Another conclusion concerns aggressive optimizations. The authors examine vocabulary pruning in EAGLE3 separately — a technique that reduces the cost of the final projection. In coding and math, its effect is almost unnoticeable, but on the long tail of user requests, especially in multilingual, RAG, and summarization, acceptance length declines more sharply. In other words, an optimization that looks harmless on a narrow dataset can worsen real-world behavior across a broader set of tasks.

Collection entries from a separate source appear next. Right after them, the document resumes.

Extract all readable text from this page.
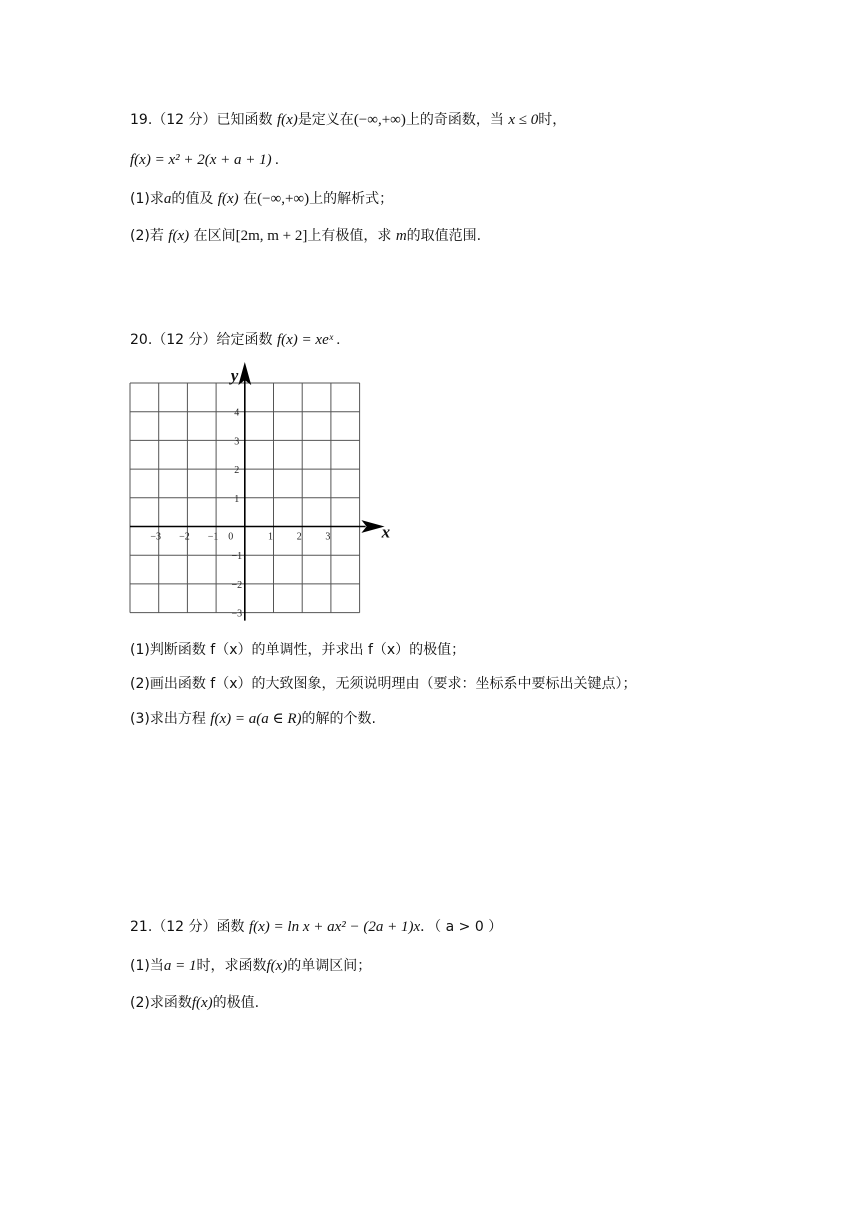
19.（12 分）已知函数 f(x)是定义在(−∞,+∞)上的奇函数，当 x ≤ 0时，
f(x) = x² + 2(x + a + 1) .
(1)求a的值及 f(x) 在(−∞,+∞)上的解析式；
(2)若 f(x) 在区间[2m, m + 2]上有极值，求 m的取值范围.
20.（12 分）给定函数 f(x) = xeˣ .
x
y
−3 −2 −1 0	1 2 3
4
3
2
1
−1
−2
−3
(1)判断函数 f（x）的单调性，并求出 f（x）的极值；
(2)画出函数 f（x）的大致图象，无须说明理由（要求：坐标系中要标出关键点）；
(3)求出方程 f(x) = a(a ∈ R)的解的个数.
21.（12 分）函数 f(x) = ln x + ax² − (2a + 1)x．（ a > 0 ）
(1)当a = 1时，求函数f(x)的单调区间；
(2)求函数f(x)的极值.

The most practical observation concerns synthetic workloads. In the industry, it is still common to run inference on random tokens, but for speculative decoding this mode distorts the picture. The model recognizes the noise, responds in a templated way, and artificially increases acceptance length. In SPEED-Bench measurements, this leads to throughput being overstated by about 23% compared with realistic workloads. For teams, this is a direct signal: synthetic benchmarks can lead to the wrong choice of draft length or even the entire acceleration scheme.

What it means

SPEED-Bench is an attempt to make speculative decoding evaluation closer to what really matters for teams running LLM in production: long contexts, high batch sizes, different domains, and comparable conditions across engines. If the benchmark gains adoption, the discussion around LLM acceleration will shift from pretty numbers on synthetic tests to reproducible data showing exactly where acceleration works and where it does not. For infra and research teams, that is more useful than yet another record on a single convenient dataset.